Sonst war es eine erfüllte Zeit. Die WM und mehr noch der Umgang der Medien damit sorgten für Sinnstiftung. Der Tagesablauf war geregelt; es gab eine feste Mitte, um die herum man alles zu gruppieren hatte. Die Menschen fanden zueinander; Stammtische wurden gegründet, an denen man kommunizieren konnte. Auch die Familiengemeinschaft erhielt neuen Sinn, wenn sich Vater mit der Kinderschar um den Erstfernseher versammelte und Mutter den Zweitfernseher aufdrehen durfte.
Fast jedes Spiel schuf einen neuen Mythos, so etwa den des Bastian Schweinsteiger, der es dreimal probierte und dreimal erfolgreich war. Die Boulevardblätter hatten ständig etwas griffbereit, was sie sonst immer mühsam herbeischaffen müssen - Inhalte. Andi Herzog, Toni Polster, Hans Krankl und viele andere sublimierten in literarisch beachtlichen Kolumnen ihren Wiener Schmäh zum Stil eines Alfred Polgar. Adi Niederkorns Stimme garantierte allmorgendlich den verlässlichen Weckruf. Die Spiele waren, weiß Gott, nicht immer sehenswert, aber sie gaben Halt.
Wie das Leben danach ausschauen würde, diese Frage wagte man sich kaum zu stellen. Die Stammtische können froh sein, wenn sie als Selbsthilfegruppen überdauern.
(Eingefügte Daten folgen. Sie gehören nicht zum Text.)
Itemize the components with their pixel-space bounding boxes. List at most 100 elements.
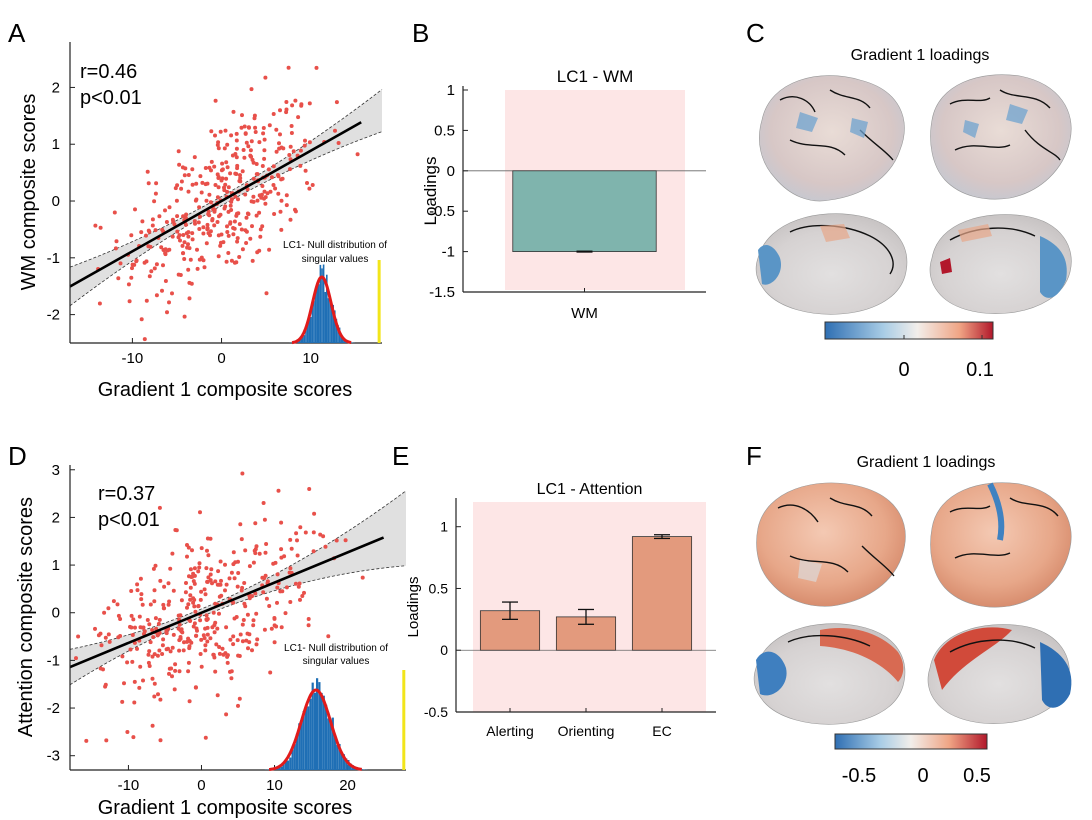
histogram-bar xyxy=(337,325,339,343)
data-point xyxy=(199,190,204,195)
data-point xyxy=(199,664,204,669)
data-point xyxy=(226,251,231,255)
data-point xyxy=(208,578,213,583)
data-point xyxy=(223,128,228,133)
data-point xyxy=(187,699,192,704)
data-point xyxy=(220,161,225,166)
data-point xyxy=(205,632,210,637)
panel-a-inset-label-line1: LC1- Null distribution of xyxy=(283,240,387,251)
data-point xyxy=(229,676,234,681)
data-point xyxy=(158,578,163,583)
data-point xyxy=(288,566,293,571)
y-tick-label: -2 xyxy=(47,307,60,324)
data-point xyxy=(235,236,240,241)
data-point xyxy=(294,531,299,536)
data-point xyxy=(208,200,213,205)
x-tick-label: 0 xyxy=(197,777,205,794)
data-point xyxy=(154,293,159,298)
data-point xyxy=(232,576,237,581)
data-point xyxy=(112,210,117,215)
data-point xyxy=(193,609,198,614)
data-point xyxy=(157,631,162,635)
data-point xyxy=(229,669,234,674)
data-point xyxy=(255,637,260,642)
data-point xyxy=(223,588,227,593)
brain-medial-right xyxy=(929,214,1072,314)
data-point xyxy=(182,240,187,245)
data-point xyxy=(186,234,191,239)
data-point xyxy=(209,159,214,164)
data-point xyxy=(147,622,152,627)
data-point xyxy=(199,637,204,642)
panel-d-inset-label-line1: LC1- Null distribution of xyxy=(284,643,388,654)
panel-f-cbar-tick-2: 0.5 xyxy=(963,765,991,787)
data-point xyxy=(228,171,233,176)
data-point xyxy=(212,630,217,635)
data-point xyxy=(243,604,248,609)
y-tick-label: -2 xyxy=(47,700,60,717)
data-point xyxy=(179,186,184,191)
data-point xyxy=(173,662,178,667)
data-point xyxy=(326,634,331,639)
data-point xyxy=(225,142,230,147)
data-point xyxy=(201,225,206,230)
data-point xyxy=(249,87,254,92)
data-point xyxy=(307,186,312,191)
histogram-bar xyxy=(331,717,334,770)
data-point xyxy=(231,550,236,555)
category-label: EC xyxy=(652,723,671,739)
y-tick-label: 0.5 xyxy=(434,122,455,139)
data-point xyxy=(98,631,103,636)
data-point xyxy=(140,625,145,630)
data-point xyxy=(238,179,243,184)
data-point xyxy=(130,266,134,271)
data-point xyxy=(178,238,182,243)
data-point xyxy=(146,181,151,186)
histogram-bar xyxy=(295,733,299,770)
data-point xyxy=(215,693,220,698)
data-point xyxy=(260,184,265,188)
data-point xyxy=(200,180,205,185)
data-point xyxy=(275,585,280,590)
data-point xyxy=(134,258,139,263)
data-point xyxy=(180,243,185,248)
data-point xyxy=(274,127,279,132)
data-point xyxy=(219,168,224,173)
data-point xyxy=(131,735,136,740)
data-point xyxy=(225,224,229,229)
chart-title: LC1 - Attention xyxy=(537,481,643,498)
data-point xyxy=(155,653,160,658)
data-point xyxy=(216,569,221,574)
data-point xyxy=(251,623,256,628)
data-point xyxy=(238,522,243,527)
data-point xyxy=(205,226,210,231)
data-point xyxy=(299,103,304,108)
data-point xyxy=(276,488,281,493)
data-point xyxy=(203,182,208,187)
data-point xyxy=(243,192,248,197)
data-point xyxy=(243,228,248,233)
data-point xyxy=(150,223,155,228)
data-point xyxy=(274,149,279,154)
panel-d-null-histogram xyxy=(264,670,406,771)
data-point xyxy=(300,594,305,598)
data-point xyxy=(224,625,229,630)
y-tick-label: -1 xyxy=(47,652,60,669)
y-tick-label: -0.5 xyxy=(429,203,455,220)
data-point xyxy=(238,176,243,181)
data-point xyxy=(145,169,150,174)
data-point xyxy=(152,599,157,604)
data-point xyxy=(160,288,164,293)
data-point xyxy=(293,207,297,212)
data-point xyxy=(242,155,247,160)
data-point xyxy=(135,588,140,593)
histogram-bar xyxy=(318,284,320,343)
data-point xyxy=(102,610,107,615)
data-point xyxy=(222,188,227,193)
data-point xyxy=(150,217,155,222)
data-point xyxy=(148,602,153,607)
null-distribution-fit xyxy=(268,688,363,771)
ci-upper-line xyxy=(69,89,383,268)
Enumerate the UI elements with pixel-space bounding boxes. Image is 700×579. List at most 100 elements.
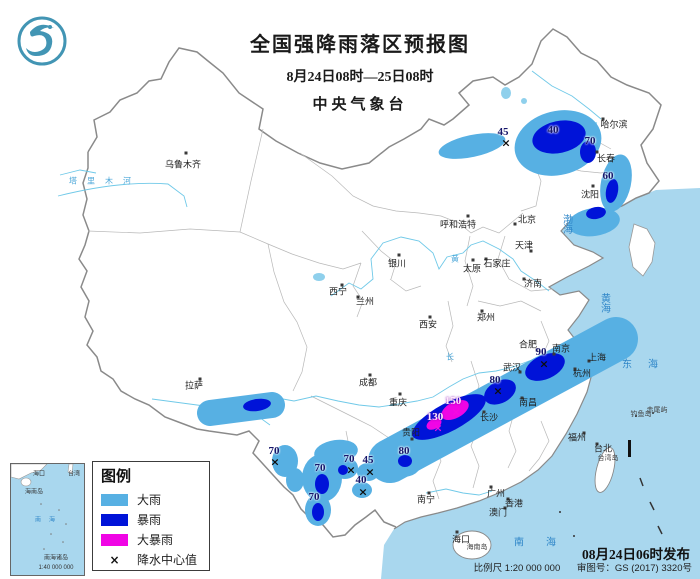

Man wird zum ungeliebten Beruf zurückkehren und sich in den früher gepflegten Hobbys versuchen. Durch das Ende der WM ist auch der gigantische Qualitätsschub, den ORF 1 erfuhr, zunichte gemacht. Dieser hatte sich weniger durch das eingestellt, was in den Fußball-Übertragungen zu sehen war, sondern eher durch das, was eben nicht zu sehen war.